Beaucoup ont cru et prétendent même que le football africain n’évolue pas. Mais chaque jour, on comprend bien que les choses changent. On voit que des efforts sont faits dans plusieurs pays, même ceux jadis classés derniers, pour que la qualité des performances s’améliore, et que les compétitions soient un peu plus disputées. Il faut saluer par exemple la performance de ceux que beaucoup qualifiaient de « petits pays » comme je l’ai souligné, et qui ont fait comprendre aux uns et aux autres qu’il y a une mise à niveau effective par le haut. Il faut de moins à moins sous-estimer ou surestimer des adversaires sur le continent. La Guinée Equatoriale, le Burkina-Faso, les Comores, la Guinée Conakry, sont quelques exemples qui ont surpris plus d’un par leurs résultats. Ceux qui ont souvent écrasé la compétition ont été mis en difficulté. C’est un indicateur important. Et je pense par conséquent que le nombre de places réservées aux équipes africaines en Coupe du Monde devrait connaître une évolution.
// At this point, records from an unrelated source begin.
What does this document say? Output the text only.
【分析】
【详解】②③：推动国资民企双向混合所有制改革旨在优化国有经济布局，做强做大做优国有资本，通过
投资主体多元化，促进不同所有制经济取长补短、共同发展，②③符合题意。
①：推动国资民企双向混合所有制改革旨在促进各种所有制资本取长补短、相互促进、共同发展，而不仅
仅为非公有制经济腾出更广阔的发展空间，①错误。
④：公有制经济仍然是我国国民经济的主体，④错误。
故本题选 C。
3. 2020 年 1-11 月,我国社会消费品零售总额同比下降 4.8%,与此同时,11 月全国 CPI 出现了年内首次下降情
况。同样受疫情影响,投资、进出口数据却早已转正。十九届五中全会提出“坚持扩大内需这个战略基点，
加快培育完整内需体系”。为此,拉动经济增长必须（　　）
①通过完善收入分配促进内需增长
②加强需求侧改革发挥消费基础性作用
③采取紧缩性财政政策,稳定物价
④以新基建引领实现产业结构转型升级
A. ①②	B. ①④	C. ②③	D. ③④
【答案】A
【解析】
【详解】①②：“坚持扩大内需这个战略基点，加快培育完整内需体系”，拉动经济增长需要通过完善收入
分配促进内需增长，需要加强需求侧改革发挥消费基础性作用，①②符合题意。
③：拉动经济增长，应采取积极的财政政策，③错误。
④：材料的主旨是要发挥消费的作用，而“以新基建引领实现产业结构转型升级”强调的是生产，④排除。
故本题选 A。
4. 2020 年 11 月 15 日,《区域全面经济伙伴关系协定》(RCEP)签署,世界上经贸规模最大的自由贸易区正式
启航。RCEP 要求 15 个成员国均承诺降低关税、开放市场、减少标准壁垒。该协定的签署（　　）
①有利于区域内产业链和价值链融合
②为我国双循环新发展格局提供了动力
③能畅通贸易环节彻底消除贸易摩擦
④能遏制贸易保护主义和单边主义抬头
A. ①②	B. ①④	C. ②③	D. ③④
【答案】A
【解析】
Le Sénégal champion pour la toute première fois. Qu’en pensez-vous ?
Déjà félicitations pour la victoire ! Il est normal que le Sénégal soit sacré aujourd’hui, après plusieurs essais infructueux. Ils ont fait un assez bon parcours jusqu’en finale, même si je pense sincèrement qu’ils n’auront pas été les meilleurs de la compétition. Même contre l’Egypte en finale, ils n’ont pas vraiment écrasé l’adversaire. Et puis, sincèrement, on ne peut pas avoir autant de fortes individualités sans trophée. Quelque part je dis que le Cameroun aurait pu garder ce trophée à domicile, avec tout ce qu’il a démontré. Dommage, en demi-finale contre l’Egypte, il y a eu cette mauvaise appréciation de l’entraîneur camerounais, on aurait joué la finale. Quand nous avons eu des joueurs d’une telle qualité, le Cameroun a dominé le football africain sur plusieurs années et même sur le plan international, nous avons imposé notre marque. Et ça dure jusqu’à ce jour.
A propos de ce Cameroun, que pensez-vous de la nouvelle cuvée éprouvée pendant cette CAN ?
Cette nouvelle équipe me donne beaucoup de sourire parce qu’elle est constituée de jeunes qui veulent se battre jusqu’au bout pour le drapeau. Ils démontrent qu’on peut leur faire confiance. Le match de la troisième place en est encore une belle illustration. Ce n’est pas tous les jours qu’on revient ainsi au score pour remporter une belle troisième place après avoir été mené 3-0 à 16 minutes de la fin du match. Il faut continuer le travail. On peut encore l’améliorer en qualité et même en invitant de nouveaux joueurs que l’on découvre chaque jour que ce soit au pays ou à l’extérieur. Je leur tire donc un coup de chapeau.
Il semble se poser comme une « crise des binationaux ». Comment abordez-vous cette question ?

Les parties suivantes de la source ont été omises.